December 10, 2008

Never Leave Your E-mail Again

By Rob Diana of Regular Geek (Twitter/FriendFeed)

A lot of bloggers are talking about the new GMail Tasks feature. I even had a mini rant on it as well. My opinion was that Google should have partnered or purchased a leader in the task management space, like Remember The Milk. However, comments in several forums have pointed out that RTM may be a bit heavy for people. In addition to that, the GMail Tasks feature is very simple. In my haste, I forgot about the power of simple.

In addition to simple, I overlooked something that could be big. I am not sure how I missed it, because it has even been a news item this week. Google has been preparing GMail to be your new home. Personalized homepages like iGoogle and MyYahoo are useful, but typically they are just another place that the user needs to go to. e-mail is something that people use all day and every day. We have seen the movement slowly with the integration of other frequently used items like GTalk and Google Calendar. The main reason I am shocked that I missed this is because Om Malik reported on this very same thing for Yahoo. In his report, he states that Yahoo is turning their mail application into a platform:
The program is expected to launch in beta relatively soon with half a dozen small applications running in a sidebar inside the Yahoo mail client (Evite is one of the services that is said to be building a nano-app for this new Yahoo Mail-as-a-platform). Users’ address books would act as a social graph, essentially turning Yahoo Mail into the basis of a whole new social networking experience.
Obviously, the GMail Tasks announcement was very timely given the earlier reporting of the Yahoo plans. However, both plans point to something bigger. GMail now has contacts, chat, calendar and task integration. Yahoo has had contacts, chat, calendar and task integration for a while as well. Both Yahoo and Google are planning to ensure that you never have to leave your e-mail client. The key to both platforms is that they allow widgets for additional functionality. So, if there is some favorite application that you are missing, there is the possibility for getting application integration without using something like a GreaseMonkey script. However, third party integration is not the real goal of either platform. The real goal is for each provider to easily integration whatever functionality they want as easily as possible.

So, can you spend your entire digital life in your e-mail client? What are the required applications needed for your constant attention?
  • E-mail (duh)
  • Contact management and extended profiles
  • Integrated Calendar and scheduling
  • Multi-provider chat client
  • Task and To Do list integration
  • RSS Reading or a good configurable news interface
  • Extensible platform for third party applications like social networks
Obviously, your entire digital life would never fit into one interface without getting cluttered and overwhelming. I did not include applications like FriendFeed, socialmedian or Twitter. Other social media applications like Digg, Mixx and Reddit also do not fit very well. But everything else mentioned is already integrated into either GMail or Yahoo Mail.
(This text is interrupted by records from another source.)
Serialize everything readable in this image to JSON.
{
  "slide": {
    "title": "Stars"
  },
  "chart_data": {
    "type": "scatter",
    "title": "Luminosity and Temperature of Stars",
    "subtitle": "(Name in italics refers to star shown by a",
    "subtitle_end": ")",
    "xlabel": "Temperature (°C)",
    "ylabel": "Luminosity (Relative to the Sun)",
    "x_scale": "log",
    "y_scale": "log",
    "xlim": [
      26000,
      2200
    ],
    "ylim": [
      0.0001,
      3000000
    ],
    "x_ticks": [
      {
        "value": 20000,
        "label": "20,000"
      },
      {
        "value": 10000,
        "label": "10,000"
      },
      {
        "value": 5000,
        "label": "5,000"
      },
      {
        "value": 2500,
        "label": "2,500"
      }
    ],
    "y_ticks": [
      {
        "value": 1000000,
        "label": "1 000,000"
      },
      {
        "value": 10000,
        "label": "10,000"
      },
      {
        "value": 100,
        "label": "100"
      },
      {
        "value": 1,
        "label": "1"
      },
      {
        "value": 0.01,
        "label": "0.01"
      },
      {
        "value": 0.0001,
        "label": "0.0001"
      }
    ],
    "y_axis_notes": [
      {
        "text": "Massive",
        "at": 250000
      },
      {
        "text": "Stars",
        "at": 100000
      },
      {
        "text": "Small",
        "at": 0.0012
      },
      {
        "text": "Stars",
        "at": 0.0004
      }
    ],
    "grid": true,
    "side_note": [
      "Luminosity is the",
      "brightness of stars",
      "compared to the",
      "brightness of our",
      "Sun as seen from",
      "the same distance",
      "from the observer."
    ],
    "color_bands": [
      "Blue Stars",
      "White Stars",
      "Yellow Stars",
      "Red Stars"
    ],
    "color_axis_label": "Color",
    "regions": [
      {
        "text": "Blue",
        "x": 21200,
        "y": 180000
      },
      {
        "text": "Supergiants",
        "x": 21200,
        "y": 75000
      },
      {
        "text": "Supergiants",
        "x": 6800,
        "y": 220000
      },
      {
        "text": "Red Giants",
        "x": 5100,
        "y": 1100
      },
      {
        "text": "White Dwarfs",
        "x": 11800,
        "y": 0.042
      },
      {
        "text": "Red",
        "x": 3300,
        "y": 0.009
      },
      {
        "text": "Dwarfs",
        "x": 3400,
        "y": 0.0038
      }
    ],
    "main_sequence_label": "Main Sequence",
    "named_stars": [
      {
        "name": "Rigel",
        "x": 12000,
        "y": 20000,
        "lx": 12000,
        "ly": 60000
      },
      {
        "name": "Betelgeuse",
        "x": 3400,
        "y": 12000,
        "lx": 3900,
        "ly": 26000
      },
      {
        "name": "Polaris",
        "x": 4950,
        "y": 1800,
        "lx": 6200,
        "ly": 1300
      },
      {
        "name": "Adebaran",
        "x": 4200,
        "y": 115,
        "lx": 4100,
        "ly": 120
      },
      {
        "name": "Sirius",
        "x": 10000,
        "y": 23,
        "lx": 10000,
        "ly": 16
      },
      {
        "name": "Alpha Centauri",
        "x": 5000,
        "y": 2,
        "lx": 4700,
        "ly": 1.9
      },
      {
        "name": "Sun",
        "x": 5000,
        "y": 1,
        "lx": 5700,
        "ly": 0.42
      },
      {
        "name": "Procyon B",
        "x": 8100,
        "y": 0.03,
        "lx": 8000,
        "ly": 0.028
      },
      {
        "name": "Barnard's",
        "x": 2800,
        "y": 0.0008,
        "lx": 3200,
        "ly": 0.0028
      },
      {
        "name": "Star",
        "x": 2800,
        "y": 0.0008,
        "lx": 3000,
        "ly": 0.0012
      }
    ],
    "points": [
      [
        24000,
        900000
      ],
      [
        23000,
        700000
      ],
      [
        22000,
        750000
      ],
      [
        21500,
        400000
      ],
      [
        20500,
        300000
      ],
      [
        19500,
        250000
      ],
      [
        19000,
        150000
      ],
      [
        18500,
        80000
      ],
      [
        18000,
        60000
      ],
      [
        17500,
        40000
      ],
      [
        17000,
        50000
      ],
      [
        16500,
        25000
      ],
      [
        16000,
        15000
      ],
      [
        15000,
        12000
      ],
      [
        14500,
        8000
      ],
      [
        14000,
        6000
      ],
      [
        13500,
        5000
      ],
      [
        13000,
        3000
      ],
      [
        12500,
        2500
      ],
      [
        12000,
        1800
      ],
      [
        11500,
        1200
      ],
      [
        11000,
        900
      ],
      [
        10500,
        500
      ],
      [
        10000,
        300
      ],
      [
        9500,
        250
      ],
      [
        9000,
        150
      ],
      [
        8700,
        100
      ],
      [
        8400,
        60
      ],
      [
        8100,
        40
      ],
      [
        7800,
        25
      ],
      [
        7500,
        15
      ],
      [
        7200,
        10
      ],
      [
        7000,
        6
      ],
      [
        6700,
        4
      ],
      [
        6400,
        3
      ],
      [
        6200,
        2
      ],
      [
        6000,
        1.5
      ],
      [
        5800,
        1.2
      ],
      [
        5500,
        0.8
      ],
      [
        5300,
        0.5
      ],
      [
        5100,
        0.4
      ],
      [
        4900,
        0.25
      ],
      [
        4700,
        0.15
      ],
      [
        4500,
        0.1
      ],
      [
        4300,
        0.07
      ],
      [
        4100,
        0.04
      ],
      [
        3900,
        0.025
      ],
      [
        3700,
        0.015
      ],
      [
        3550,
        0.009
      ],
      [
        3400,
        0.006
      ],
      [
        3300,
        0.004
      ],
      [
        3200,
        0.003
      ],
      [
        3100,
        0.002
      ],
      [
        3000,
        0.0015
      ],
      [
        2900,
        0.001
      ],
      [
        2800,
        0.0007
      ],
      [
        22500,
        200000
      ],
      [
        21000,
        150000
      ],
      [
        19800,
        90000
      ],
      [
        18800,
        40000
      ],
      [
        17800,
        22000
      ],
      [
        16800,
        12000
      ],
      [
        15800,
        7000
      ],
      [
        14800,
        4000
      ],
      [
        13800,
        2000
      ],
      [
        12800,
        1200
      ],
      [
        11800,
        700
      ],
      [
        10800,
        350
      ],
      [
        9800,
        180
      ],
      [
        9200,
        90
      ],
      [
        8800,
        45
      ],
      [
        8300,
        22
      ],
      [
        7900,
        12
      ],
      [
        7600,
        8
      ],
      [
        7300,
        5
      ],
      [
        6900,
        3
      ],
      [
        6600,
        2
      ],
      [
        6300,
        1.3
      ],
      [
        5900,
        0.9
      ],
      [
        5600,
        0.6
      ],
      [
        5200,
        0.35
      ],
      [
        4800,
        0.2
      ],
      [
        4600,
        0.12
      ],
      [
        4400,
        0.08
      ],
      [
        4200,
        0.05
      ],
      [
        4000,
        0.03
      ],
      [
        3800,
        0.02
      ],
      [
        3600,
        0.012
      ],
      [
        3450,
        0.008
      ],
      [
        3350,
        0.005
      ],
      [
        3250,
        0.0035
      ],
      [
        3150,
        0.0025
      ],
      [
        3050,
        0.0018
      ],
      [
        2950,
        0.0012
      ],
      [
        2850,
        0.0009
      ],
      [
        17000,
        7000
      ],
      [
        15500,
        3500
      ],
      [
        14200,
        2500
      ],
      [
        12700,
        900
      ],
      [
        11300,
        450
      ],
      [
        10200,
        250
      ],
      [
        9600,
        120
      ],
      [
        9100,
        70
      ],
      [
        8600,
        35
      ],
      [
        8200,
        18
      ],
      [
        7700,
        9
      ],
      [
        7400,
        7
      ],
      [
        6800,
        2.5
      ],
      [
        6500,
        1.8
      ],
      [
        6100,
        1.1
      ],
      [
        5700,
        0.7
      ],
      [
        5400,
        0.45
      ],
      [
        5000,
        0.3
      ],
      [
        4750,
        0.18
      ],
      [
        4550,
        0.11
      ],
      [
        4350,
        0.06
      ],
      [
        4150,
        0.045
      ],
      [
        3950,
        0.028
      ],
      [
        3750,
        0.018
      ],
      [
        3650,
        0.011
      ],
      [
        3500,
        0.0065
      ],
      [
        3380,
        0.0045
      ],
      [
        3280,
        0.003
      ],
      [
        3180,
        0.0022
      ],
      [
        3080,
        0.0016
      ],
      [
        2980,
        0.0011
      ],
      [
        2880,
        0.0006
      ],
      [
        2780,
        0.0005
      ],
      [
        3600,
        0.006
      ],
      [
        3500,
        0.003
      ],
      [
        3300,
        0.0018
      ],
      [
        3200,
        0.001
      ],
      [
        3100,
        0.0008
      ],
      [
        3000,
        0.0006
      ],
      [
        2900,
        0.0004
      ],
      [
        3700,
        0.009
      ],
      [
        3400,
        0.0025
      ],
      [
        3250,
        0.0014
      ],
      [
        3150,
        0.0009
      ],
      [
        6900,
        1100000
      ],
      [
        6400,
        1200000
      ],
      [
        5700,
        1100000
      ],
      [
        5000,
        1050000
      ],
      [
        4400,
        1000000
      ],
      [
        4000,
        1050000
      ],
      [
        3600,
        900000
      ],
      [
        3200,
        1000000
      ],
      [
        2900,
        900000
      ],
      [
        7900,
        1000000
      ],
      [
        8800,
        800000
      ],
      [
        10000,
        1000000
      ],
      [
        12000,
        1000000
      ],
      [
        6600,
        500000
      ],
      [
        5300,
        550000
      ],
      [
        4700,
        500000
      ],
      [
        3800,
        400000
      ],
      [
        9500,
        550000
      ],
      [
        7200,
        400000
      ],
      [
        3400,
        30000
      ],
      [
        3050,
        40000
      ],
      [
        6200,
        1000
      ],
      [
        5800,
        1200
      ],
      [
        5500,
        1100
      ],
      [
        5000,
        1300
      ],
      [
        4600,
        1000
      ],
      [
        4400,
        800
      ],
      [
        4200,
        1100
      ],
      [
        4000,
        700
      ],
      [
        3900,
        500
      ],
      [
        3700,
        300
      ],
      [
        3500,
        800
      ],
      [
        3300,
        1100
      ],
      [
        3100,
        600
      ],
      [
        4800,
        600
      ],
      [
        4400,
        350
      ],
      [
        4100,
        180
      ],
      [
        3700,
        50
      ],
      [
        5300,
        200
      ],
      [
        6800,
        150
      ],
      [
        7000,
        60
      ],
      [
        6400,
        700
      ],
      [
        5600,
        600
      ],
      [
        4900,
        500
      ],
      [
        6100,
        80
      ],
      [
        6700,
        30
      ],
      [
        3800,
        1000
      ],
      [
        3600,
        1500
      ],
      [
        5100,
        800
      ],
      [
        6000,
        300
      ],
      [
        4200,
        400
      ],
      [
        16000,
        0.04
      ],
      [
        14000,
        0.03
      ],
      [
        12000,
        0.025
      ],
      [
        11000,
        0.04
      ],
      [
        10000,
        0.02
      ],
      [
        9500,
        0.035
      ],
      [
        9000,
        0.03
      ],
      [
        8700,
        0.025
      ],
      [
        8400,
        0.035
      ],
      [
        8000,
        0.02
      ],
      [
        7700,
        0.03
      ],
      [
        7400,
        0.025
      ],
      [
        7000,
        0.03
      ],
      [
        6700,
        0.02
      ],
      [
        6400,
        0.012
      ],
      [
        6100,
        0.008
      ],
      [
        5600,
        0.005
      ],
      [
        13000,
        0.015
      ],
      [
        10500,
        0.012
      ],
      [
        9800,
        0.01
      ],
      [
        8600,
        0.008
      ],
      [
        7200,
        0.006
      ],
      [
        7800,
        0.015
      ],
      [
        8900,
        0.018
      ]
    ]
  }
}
So thinking about best of breed tools, what would this all-in-one application look like? First, the GMail interface for e-mail, including the filters and tagging. Neither GMail or Yahoo have good contact management capabilities, so we should look to something like Microsoft Outlooks contacts. All of the calendar offerings are reasonable enough but there does need to be a reliable way to get alarm notifications. For multi-provider chat functionality, just look to Meebo which is the best online service available. For tasks and to do list integration, I prefer Remember The Milk, though many people mentioned they would prefer something more lightweight. RTM does have a GMail widget which probably fits the "lightweight" concerns. Given my technical roots, I would prefer an RSS reader like GReader, while other more normal people may prefer an interface like MyYahoo with selectable news sources in a simple readable interface. The selection of RSS reading or a news interface should be configurable. Lastly, we should not have to depend on GreaseMonkey for extensions to the interface. A simple plugin architecture similar to what MyYahoo or NetVibes have done would suffice.

The real question is, would you actually use something like this? Many companies have been targeting your "one digital home", but nothing has really dominated the space. Do you think Google or Yahoo can pull this together?